Is Your Data Lineage Helping You Make Smart Decisions and Set Priorities?
Today everyone is talking about data lineage, and every possible facet of it: Lineage for your code, your values, your run-time processes, even lineage for your laundry (just kidding). Then there is lineage for regulatory compliance, trust, and for problem resolution or impact analysis. It goes on and on, with the need for lineage across all your data pipelines, lineage for your on-premises solutions, your legacy tools, your shiny new cloud solutions, and the things you are building in-house.
There are methodologies and best practices, as well as automated and descriptive hybrid methods for accomplishing all of it. But I want to talk about how well you are using the lineage you are achieving.
Lineage displays come in lots of flavors. Pretty graphics are common (though beauty is always in the eyes of the beholder), with various shapes and colors galore. Lineage diagrams can become incredibly complex. Like a plate of spaghetti, perfectly prepared lineage can still be difficult to understand and trace. Here at Manta, we concentrate on making lineage easier to consume, with options for colors, filtering, levels of lineage rendering, and also practical alerting and highlighting.
Imagine a well-documented lineage scenario that, if drawn on a whiteboard, or zoomed to a high level, would cover an entire wall or hallway! Where to begin as you review it? Perhaps you started this lineage journey at a source table, view, or stored procedure, to perform downstream analysis. There are a myriad of flows, hundreds of column mappings, and numerous interlacing pathways. What are you looking for? Are there any guidelines? Any road signs? Manta provides a dynamic highlighting methodology that we call “ActiveTags.”
These are like having bright red “sticky notes” (or choose your color) attached to the lineage that stretches on your wall or hallway, pointing out specific characteristics that demand your attention, or allow you to zero in on one aspect of the lineage — helping you identify just one strand in that plate of spaghetti.
ActiveTags in Manta are out of the box or can be dynamically added based on real-time discoveries from in-house or third-party solutions. One of these is the Manta capability to flag real or significant transformations. Invaluable for typical ETL flows, these are ActiveTags that highlight where serious business rules are being applied, as opposed to just the simple movement of column information from one place to another.
Here we see an ActiveTag (the blue highlight in the context of lineage) that draws attention to a detailed function in SQL:
When looking for “needles in a haystack,” highlighting exactly where these gems of logic are located is a massive time saver. Sites that dynamically apply data quality information to their lineage pipelines can decide which ones need to be addressed NOW and which ones can be reviewed later.
Seeing a newly discovered data quality problem (on an ETL process as an ActiveTag) that leads to a daily list of potentially churning customers probably demands more attention than one in the same set of pipelines that leads to a quarterly revenue summary. This is not unlike deciding to take a detour when your GPS application indicates a major accident on the road ahead. Customers also utilize ActiveTags to pinpoint where privacy data is lurking in the context of their data flows.

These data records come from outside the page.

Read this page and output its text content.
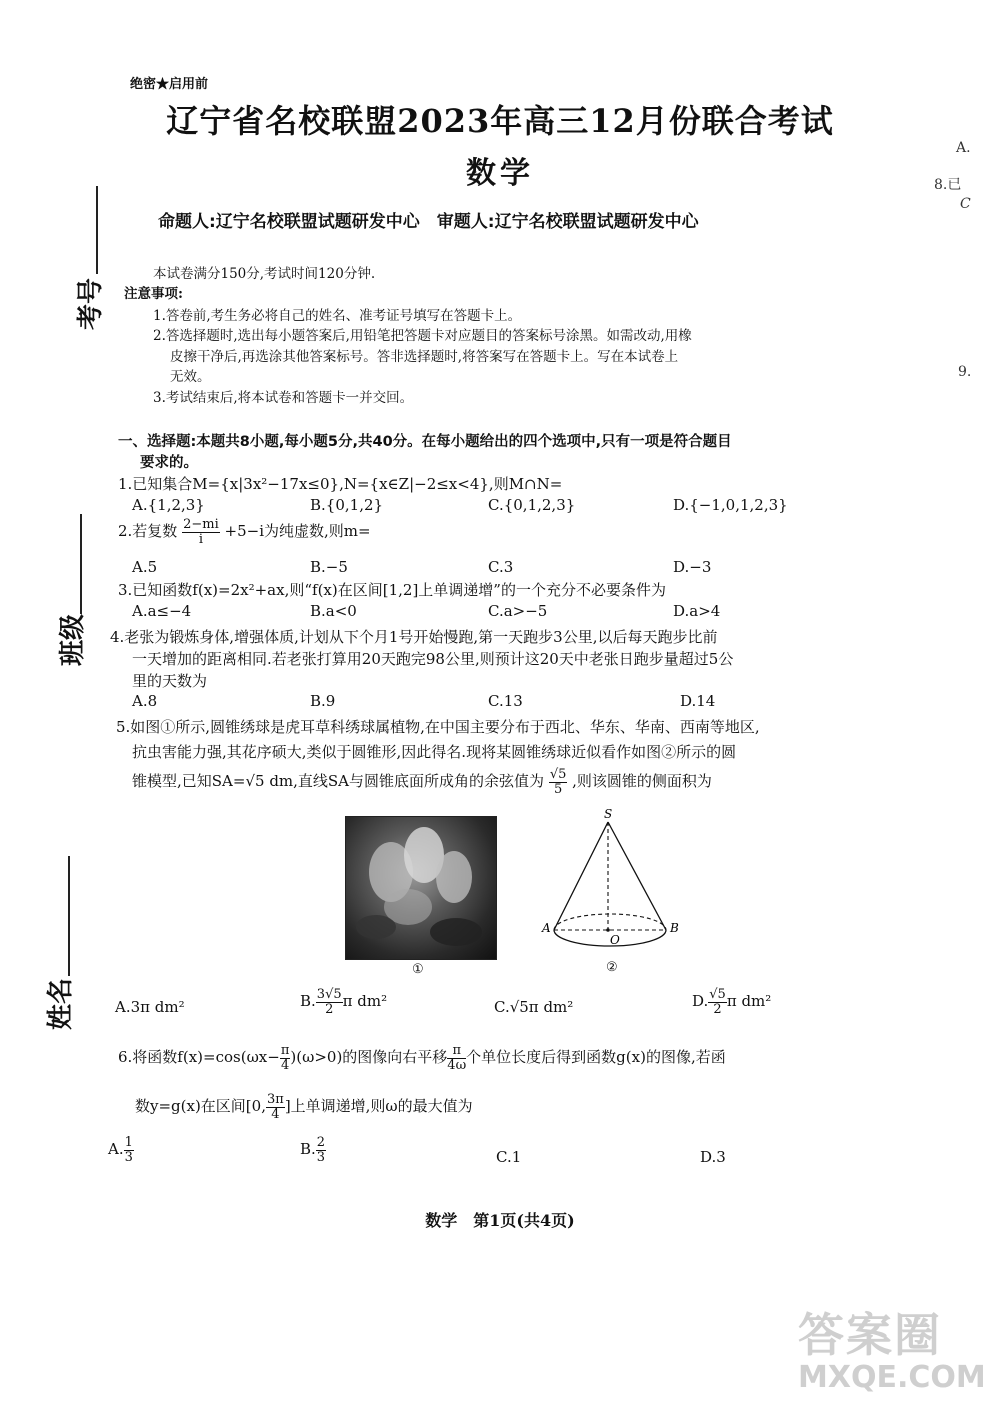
绝密★启用前
辽宁省名校联盟2023年高三12月份联合考试
数学
命题人:辽宁名校联盟试题研发中心　审题人:辽宁名校联盟试题研发中心
考号
班级
姓名
A.
8.已
C
9.
本试卷满分150分,考试时间120分钟.
注意事项:
1.答卷前,考生务必将自己的姓名、准考证号填写在答题卡上。
2.答选择题时,选出每小题答案后,用铅笔把答题卡对应题目的答案标号涂黑。如需改动,用橡
皮擦干净后,再选涂其他答案标号。答非选择题时,将答案写在答题卡上。写在本试卷上
无效。
3.考试结束后,将本试卷和答题卡一并交回。
一、选择题:本题共8小题,每小题5分,共40分。在每小题给出的四个选项中,只有一项是符合题目
要求的。
1.已知集合M={x|3x²−17x≤0},N={x∈Z|−2≤x<4},则M∩N=
A.{1,2,3}	B.{0,1,2}	C.{0,1,2,3}	D.{−1,0,1,2,3}
2.若复数 $\frac{2-mi}{i} +5-i$为纯虚数,则m=
A.5	B.−5	C.3	D.−3
3.已知函数f(x)=2x²+ax,则“f(x)在区间[1,2]上单调递增”的一个充分不必要条件为
A.a≤−4	B.a<0	C.a>−5	D.a>4
4.老张为锻炼身体,增强体质,计划从下个月1号开始慢跑,第一天跑步3公里,以后每天跑步比前
一天增加的距离相同.若老张打算用20天跑完98公里,则预计这20天中老张日跑步量超过5公
里的天数为
A.8	B.9	C.13	D.14
5.如图①所示,圆锥绣球是虎耳草科绣球属植物,在中国主要分布于西北、华东、华南、西南等地区,
抗虫害能力强,其花序硕大,类似于圆锥形,因此得名.现将某圆锥绣球近似看作如图②所示的圆
锥模型,已知SA=√5 dm,直线SA与圆锥底面所成角的余弦值为 $\frac{√5}{5}$ ,则该圆锥的侧面积为
①
S
A
O
B
②
A.3π dm²	B. $\frac{3√5}{2}$ π dm²	C.√5π dm²	D. $\frac{√5}{2}$ π dm²
6.将函数$f(x)=\cos(\omega x- \frac{\pi}{4} )(\omega>0)$的图像向右平移 $\frac{\pi}{4\omega}$ 个单位长度后得到函数g(x)的图像,若函
数y=g(x)在区间[0, $\frac{3\pi}{4}$ ]上单调递增,则ω的最大值为
A. $\frac{1}{3}$	B. $\frac{2}{3}$	C.1	D.3
数学　第1页(共4页)
答案圈
MXQE.COM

ActiveTag details can be introduced to Manta after discovery by third-party profiling tools that crawl through data to identify those places where sensitive data lives. Manta then helps lead you to where it goes.
You and your teams work hard to achieve end-to-end lineage. Make sure you can find what you need as quickly and as easily as possible, to deliver answers to the demanding questions you receive about lineage from across the organization. Your efforts to document lineage details deserve nothing less!